Rodrigo n’a pas perdu une seconde. Il s’est placé entre mes jambes et est entré d’un seul mouvement, tandis que Mateo prenait sa place au-dessus, m’offrant sa bite encore mouillée pour que je la nettoie avec ma bouche. Esteban s’est joint à eux de l’autre côté. Je suçais l’un et sentais l’autre, avec Rodrigo qui me pilonnait par-devant. Je ne savais plus où regarder, ni à quoi penser. Je ne voulais pas penser.
À un moment, Rodrigo a retiré le plug qu’il m’avait enfoncé dans le cul depuis le début de la séance. Il l’a laissé tomber sur la table avec un bruit sec et s’est enfoncé là, sans lubrifiant supplémentaire, sans patience.
— Malgré tout, cette pute est encore serrée —a-t-il murmuré—. Incroyable.
Sa bite entrait et sortait avec force, mes seins rebondissaient contre ma propre poitrine à chaque coup de reins. Esteban me pinçait les tétons jusqu’à me faire cambrer le dos, et Mateo me tenait par les cheveux, me donnant le rythme de la fellation.

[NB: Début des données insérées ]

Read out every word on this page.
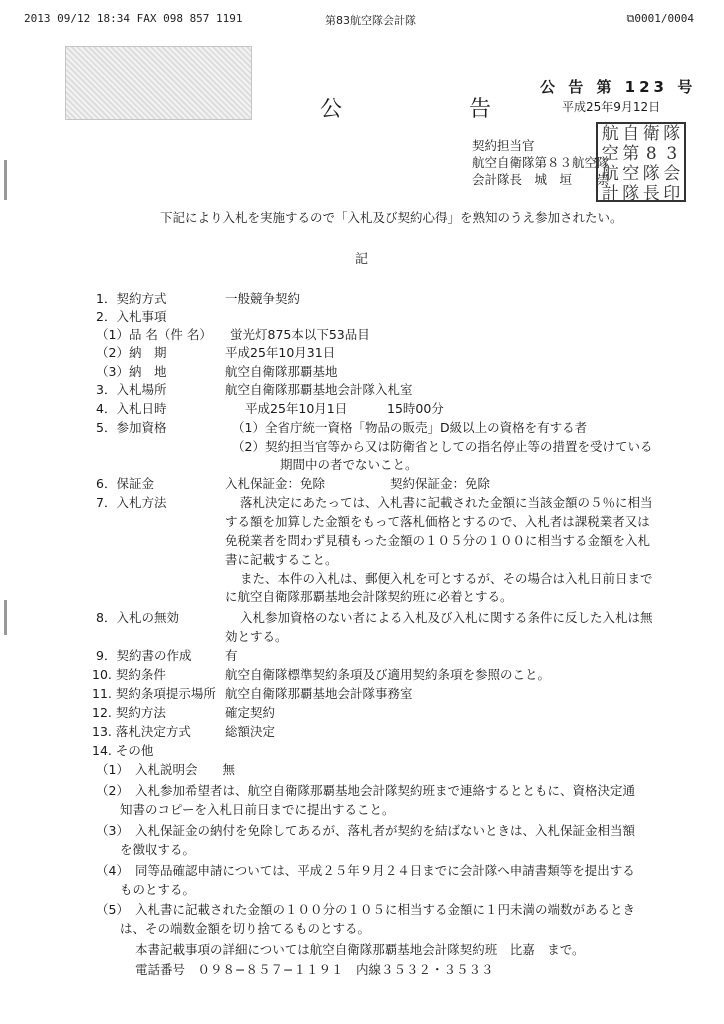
2013 09/12 18:34 FAX 098 857 1191	第83航空隊会計隊	⧉0001/0004
公 告 第 123 号
公 告 平成25年9月12日
契約担当官
航空自衛隊第８３航空隊
会計隊長　城　垣　　崇
航 自 衛 隊
空 第 8 3
航 空 隊 会
計 隊 長 印
下記により入札を実施するので「入札及び契約心得」を熟知のうえ参加されたい。
記
1．契約方式	一般競争契約
2．入札事項
（1）品 名（件 名） 蛍光灯875本以下53品目
（2）納　期	平成25年10月31日
（3）納　地	航空自衛隊那覇基地
3．入札場所	航空自衛隊那覇基地会計隊入札室
4．入札日時	平成25年10月1日	15時00分
5．参加資格	（1）全省庁統一資格「物品の販売」D級以上の資格を有する者
（2）契約担当官等から又は防衛省としての指名停止等の措置を受けている
期間中の者でないこと。
6．保証金	入札保証金：免除	契約保証金：免除
7．入札方法	落札決定にあたっては、入札書に記載された金額に当該金額の５％に相当
する額を加算した金額をもって落札価格とするので、入札者は課税業者又は
免税業者を問わず見積もった金額の１０５分の１００に相当する金額を入札
書に記載すること。
また、本件の入札は、郵便入札を可とするが、その場合は入札日前日まで
に航空自衛隊那覇基地会計隊契約班に必着とする。
8．入札の無効	入札参加資格のない者による入札及び入札に関する条件に反した入札は無
効とする。
9．契約書の作成	有
10. 契約条件	航空自衛隊標準契約条項及び適用契約条項を参照のこと。
11. 契約条項提示場所 航空自衛隊那覇基地会計隊事務室
12. 契約方法	確定契約
13. 落札決定方式	総額決定
14. その他
（1） 入札説明会　　無
（2） 入札参加希望者は、航空自衛隊那覇基地会計隊契約班まで連絡するとともに、資格決定通
知書のコピーを入札日前日までに提出すること。
（3） 入札保証金の納付を免除してあるが、落札者が契約を結ばないときは、入札保証金相当額
を徴収する。
（4） 同等品確認申請については、平成２５年９月２４日までに会計隊へ申請書類等を提出する
ものとする。
（5） 入札書に記載された金額の１００分の１０５に相当する金額に１円未満の端数があるとき
は、その端数金額を切り捨てるものとする。
本書記載事項の詳細については航空自衛隊那覇基地会計隊契約班　比嘉　まで。
電話番号　０９８−８５７−１１９１　内線３５３２・３５３３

Pendant ce temps, Rodrigo me masturbait le clitoris avec deux doigts maladroits qui me faisaient tout de même trembler. Il s’est retiré d’un coup et a tout vidé dehors, sur mon ventre et mes cuisses, me marquant comme un territoire. Esteban n’a pas voulu rester en arrière. Avant de jouir dans ma bouche, il a lui aussi lâché une partie en moi, en mélangeant tout.
***
Ils m’ont laissée seule un bon moment. Je ne sais pas combien de temps. Peut-être vingt minutes, peut-être une heure. J’ai perdu toute notion du temps entre le bourdonnement de ma respiration et l’écho de la musique basse qui sortait d’un haut-parleur caché quelque part. Je sentais mon corps engourdi, mes bras lourds, mes tétons battre d’une douleur sourde. J’ai pensé leur demander d’arrêter. J’ai pensé au mot de sécurité, en me le répétant mentalement comme une prière. Je ne l’ai pas dit.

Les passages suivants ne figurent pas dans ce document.